Where some students make things worse for themselves, however, is treating campus security personnel like people who have no authority. That can be a big mistake. No matter which college or university your child is attending – here in Virginia or anywhere in the country – it’s a good idea to find out just what kind of security force they have.
Some schools have their own police departments
James Madison University (JMU), here in Harrisburg, for example, has its own police department with officers who have “comprehensive arrest powers.” Their jurisdiction includes not just the campus, but off-campus property owned, leased or otherwise controlled by JMU.
Even a college that doesn’t have its own police force has security personnel who work closely with local law enforcement as needed.
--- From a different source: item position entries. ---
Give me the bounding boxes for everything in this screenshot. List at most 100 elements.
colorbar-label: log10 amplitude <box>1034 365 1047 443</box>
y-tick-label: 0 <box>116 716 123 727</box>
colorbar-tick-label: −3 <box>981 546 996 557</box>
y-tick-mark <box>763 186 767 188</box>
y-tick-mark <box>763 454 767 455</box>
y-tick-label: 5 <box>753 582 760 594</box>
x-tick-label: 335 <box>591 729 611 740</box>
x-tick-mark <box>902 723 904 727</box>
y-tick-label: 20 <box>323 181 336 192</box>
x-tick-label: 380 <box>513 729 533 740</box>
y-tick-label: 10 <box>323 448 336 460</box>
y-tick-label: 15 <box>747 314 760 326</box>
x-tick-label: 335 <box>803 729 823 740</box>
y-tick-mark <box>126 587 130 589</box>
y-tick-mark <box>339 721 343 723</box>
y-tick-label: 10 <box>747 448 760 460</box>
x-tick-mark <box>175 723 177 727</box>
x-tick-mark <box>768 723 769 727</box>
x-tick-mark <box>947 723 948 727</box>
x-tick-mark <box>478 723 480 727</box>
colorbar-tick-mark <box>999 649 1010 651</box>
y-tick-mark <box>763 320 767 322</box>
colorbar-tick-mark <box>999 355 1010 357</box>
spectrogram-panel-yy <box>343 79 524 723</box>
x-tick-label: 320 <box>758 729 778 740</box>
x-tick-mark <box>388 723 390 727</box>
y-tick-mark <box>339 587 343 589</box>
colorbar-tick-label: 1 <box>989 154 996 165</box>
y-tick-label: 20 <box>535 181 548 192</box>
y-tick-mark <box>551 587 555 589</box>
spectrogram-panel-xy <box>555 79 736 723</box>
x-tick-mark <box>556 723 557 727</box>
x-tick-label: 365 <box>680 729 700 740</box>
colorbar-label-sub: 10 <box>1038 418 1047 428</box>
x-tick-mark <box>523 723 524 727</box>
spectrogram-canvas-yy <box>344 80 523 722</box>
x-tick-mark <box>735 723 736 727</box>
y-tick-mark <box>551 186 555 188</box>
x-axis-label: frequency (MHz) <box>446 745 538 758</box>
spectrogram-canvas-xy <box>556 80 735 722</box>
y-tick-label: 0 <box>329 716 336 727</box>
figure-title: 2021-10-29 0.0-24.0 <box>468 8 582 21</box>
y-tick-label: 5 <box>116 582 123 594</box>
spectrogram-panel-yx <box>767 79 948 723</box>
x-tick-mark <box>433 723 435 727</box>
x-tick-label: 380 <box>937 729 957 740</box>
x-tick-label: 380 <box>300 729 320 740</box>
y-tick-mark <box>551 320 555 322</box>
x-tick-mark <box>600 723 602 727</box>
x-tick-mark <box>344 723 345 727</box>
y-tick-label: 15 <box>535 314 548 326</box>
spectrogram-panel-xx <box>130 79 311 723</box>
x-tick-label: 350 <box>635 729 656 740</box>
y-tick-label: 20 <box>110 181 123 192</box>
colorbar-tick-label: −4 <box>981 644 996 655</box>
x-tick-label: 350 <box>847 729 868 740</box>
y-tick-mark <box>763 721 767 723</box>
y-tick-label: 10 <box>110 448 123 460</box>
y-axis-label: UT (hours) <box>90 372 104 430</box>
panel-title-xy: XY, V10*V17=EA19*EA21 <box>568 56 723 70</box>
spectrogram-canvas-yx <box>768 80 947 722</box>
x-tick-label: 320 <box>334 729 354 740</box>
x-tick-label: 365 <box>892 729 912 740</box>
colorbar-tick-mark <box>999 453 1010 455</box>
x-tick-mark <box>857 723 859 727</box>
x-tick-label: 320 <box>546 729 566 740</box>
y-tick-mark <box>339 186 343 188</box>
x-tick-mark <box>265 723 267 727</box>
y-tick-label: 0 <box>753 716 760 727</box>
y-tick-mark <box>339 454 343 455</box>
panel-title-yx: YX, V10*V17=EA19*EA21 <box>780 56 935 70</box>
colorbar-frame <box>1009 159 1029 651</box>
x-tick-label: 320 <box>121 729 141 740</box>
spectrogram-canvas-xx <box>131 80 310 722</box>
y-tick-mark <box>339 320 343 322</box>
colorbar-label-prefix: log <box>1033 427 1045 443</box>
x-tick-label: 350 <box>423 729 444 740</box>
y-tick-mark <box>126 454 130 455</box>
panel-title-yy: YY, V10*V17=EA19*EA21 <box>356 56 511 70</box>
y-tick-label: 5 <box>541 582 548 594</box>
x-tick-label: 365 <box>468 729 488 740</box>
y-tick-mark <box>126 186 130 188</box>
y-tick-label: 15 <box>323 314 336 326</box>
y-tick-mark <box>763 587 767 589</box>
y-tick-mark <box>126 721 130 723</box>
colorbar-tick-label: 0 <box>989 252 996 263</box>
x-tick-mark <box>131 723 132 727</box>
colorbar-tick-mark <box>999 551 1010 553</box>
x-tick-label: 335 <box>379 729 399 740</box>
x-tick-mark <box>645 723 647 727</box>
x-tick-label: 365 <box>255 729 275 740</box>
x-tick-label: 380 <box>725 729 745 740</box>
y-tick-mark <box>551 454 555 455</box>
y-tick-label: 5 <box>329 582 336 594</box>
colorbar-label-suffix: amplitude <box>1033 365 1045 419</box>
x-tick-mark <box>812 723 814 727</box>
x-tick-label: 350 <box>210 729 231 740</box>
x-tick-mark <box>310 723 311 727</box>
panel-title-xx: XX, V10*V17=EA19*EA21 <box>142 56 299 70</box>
Therefore, you ignore or antagonize a security officer at your own risk.
Students can face disciplinary action by their school independent of criminal charges
College students, as we noted, have the same constitutional rights as other people if they’re being investigated, interrogated or under arrest. However, whether they face legal consequences for alleged actions or not, they may still face disciplinary action by their school that could cost them their scholarships or other financial aid and even get them expelled.
If your child is facing criminal charges, it’s crucial that they – and you – take them seriously. Having legal guidance can help protect their rights and mitigate the consequences.